Im Weidener Café Mitte hat eine Gesprächsrunde über den Krieg in der Ukraine und den richtigen Umgang mit Flüchtlingen stattgefunden. Die SPD-Stadtratsfraktion organisierte das Treffen. Mit dabei: Zwei schon länger in Deutschland lebende Ukrainerinnen sowie die Vorsitzenden des Integrationsvereins für russischsprachige Mitbürger „Neue Zeiten“, Waldemar Hock und Arkadij Voloshin.
Der Verein, 2004 gegründet, hilft Ukrainern derzeit, wo es nur geht.
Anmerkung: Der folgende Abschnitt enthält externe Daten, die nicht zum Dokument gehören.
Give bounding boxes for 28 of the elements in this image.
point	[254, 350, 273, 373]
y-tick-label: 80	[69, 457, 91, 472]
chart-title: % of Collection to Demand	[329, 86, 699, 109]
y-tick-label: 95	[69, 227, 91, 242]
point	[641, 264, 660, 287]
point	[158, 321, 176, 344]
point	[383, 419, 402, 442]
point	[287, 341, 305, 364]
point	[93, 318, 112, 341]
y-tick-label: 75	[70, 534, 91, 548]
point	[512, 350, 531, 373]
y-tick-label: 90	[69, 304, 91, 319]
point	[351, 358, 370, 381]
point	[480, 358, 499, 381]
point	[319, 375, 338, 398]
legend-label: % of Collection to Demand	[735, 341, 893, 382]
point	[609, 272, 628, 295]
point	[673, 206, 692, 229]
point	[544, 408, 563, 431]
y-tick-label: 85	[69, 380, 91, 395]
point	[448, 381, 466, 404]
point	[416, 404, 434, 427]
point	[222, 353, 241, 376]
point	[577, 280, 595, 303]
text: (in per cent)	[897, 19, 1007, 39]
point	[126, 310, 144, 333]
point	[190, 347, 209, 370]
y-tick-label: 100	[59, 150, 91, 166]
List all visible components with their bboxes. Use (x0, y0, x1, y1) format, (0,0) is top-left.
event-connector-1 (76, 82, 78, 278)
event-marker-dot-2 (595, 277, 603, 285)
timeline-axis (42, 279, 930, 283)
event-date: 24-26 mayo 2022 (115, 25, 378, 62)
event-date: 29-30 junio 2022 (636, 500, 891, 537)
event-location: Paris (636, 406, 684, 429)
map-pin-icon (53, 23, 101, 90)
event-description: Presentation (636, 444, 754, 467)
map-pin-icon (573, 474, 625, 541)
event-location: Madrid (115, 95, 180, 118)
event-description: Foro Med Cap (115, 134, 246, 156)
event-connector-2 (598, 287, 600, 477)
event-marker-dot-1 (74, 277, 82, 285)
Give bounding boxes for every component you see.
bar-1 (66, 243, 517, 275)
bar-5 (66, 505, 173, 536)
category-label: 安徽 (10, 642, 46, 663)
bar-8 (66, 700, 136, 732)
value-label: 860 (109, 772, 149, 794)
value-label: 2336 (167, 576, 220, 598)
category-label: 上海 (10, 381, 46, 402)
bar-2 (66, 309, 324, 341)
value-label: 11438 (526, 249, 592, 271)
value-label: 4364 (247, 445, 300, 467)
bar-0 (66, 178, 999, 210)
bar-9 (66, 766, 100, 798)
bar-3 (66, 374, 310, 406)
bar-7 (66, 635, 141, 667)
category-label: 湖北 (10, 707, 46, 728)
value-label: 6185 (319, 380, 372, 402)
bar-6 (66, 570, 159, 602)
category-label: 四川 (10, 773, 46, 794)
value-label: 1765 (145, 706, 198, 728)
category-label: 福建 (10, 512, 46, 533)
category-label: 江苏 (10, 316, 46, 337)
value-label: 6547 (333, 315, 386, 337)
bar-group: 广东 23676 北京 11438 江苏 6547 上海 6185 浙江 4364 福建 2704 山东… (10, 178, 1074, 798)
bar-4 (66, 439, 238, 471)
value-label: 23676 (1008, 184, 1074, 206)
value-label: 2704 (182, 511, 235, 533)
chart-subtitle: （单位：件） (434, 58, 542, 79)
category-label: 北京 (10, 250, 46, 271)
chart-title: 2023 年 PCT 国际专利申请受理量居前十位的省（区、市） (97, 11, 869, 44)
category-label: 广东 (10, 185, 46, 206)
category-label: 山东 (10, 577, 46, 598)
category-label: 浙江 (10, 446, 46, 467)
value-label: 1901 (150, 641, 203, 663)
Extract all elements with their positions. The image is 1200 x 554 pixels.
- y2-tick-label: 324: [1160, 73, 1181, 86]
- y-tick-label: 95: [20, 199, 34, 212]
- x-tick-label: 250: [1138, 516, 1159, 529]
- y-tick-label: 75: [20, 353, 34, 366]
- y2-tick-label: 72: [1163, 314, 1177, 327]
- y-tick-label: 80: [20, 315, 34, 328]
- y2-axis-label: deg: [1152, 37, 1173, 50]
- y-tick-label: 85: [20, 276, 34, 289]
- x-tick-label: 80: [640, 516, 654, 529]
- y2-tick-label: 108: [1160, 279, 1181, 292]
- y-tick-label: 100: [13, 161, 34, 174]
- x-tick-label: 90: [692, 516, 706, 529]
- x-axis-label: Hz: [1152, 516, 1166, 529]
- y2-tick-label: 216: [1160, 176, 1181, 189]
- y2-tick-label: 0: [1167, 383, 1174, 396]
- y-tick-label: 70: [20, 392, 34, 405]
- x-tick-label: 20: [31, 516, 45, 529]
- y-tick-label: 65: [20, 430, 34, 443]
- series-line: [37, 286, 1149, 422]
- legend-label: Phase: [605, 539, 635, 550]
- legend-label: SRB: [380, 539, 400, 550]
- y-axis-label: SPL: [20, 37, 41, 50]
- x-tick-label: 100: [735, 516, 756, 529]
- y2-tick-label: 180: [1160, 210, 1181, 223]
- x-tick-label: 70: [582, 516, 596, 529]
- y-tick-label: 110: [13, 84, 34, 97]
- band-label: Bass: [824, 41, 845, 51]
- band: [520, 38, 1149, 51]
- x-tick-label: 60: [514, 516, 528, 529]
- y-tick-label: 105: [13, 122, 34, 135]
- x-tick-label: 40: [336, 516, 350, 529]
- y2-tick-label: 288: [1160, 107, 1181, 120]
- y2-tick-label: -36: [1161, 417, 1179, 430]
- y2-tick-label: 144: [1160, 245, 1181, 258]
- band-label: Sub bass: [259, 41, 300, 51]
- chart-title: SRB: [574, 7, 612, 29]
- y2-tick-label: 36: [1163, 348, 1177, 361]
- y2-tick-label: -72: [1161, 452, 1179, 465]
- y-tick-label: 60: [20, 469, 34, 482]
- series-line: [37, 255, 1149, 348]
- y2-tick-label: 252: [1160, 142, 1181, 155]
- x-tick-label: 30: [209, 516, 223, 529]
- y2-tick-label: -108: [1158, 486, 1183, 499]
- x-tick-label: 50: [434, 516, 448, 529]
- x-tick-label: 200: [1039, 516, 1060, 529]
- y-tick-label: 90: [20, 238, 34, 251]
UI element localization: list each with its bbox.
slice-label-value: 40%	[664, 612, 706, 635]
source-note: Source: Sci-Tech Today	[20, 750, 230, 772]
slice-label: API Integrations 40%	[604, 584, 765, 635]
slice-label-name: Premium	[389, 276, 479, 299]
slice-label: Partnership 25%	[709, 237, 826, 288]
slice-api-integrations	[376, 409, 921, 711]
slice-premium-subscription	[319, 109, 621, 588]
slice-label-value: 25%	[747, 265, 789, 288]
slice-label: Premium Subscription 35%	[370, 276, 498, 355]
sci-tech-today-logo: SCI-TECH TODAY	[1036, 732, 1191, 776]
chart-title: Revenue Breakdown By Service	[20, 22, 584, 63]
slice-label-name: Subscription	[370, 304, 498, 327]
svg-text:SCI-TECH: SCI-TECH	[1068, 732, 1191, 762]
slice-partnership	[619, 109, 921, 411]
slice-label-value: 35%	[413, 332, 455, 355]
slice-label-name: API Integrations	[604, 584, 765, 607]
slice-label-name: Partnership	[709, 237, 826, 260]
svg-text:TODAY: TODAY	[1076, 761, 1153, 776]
Nicht nur, dass bereits ein großer Bus voller Hilfsgüter in das kriegsgeplagte Land abgefahren ist, die Mitglieder sammeln in ihrem Domizil in der Arndtstraße weiterhin. Nahrungsmittel, Verbandszeug und Hygieneartikel sind besonders nötig. Bald soll ein zweiter Bus starten. Im Internet unter nz-weiden.de findet man das Spendenkonto des Vereins und weitere Infos.
Unterricht bei "Neue Zeiten"
Ein großes Problem ist, so Akadij Voloshin, dass viele ukrainische Frauen zurück in ihre Heimat wollten. Voloshin lastet Putin an, dass durch dessen Krieg zahlreiche Freundschaften zerbrochen seien. Putins Aktion sei eine „Katastrophe“. Waldemar Hock berichtete, dass es sogar in ukrainisch-russischen Familien Streit um den Krieg gebe. „Krieg ist für jede Seite schlecht“, sagt Hock. Er bot die Räumlichkeiten von „Neue Zeiten“ als Unterrichtsräume an. Es gebe dort bereits eine „Kinderakademie“ mit drei Gruppen.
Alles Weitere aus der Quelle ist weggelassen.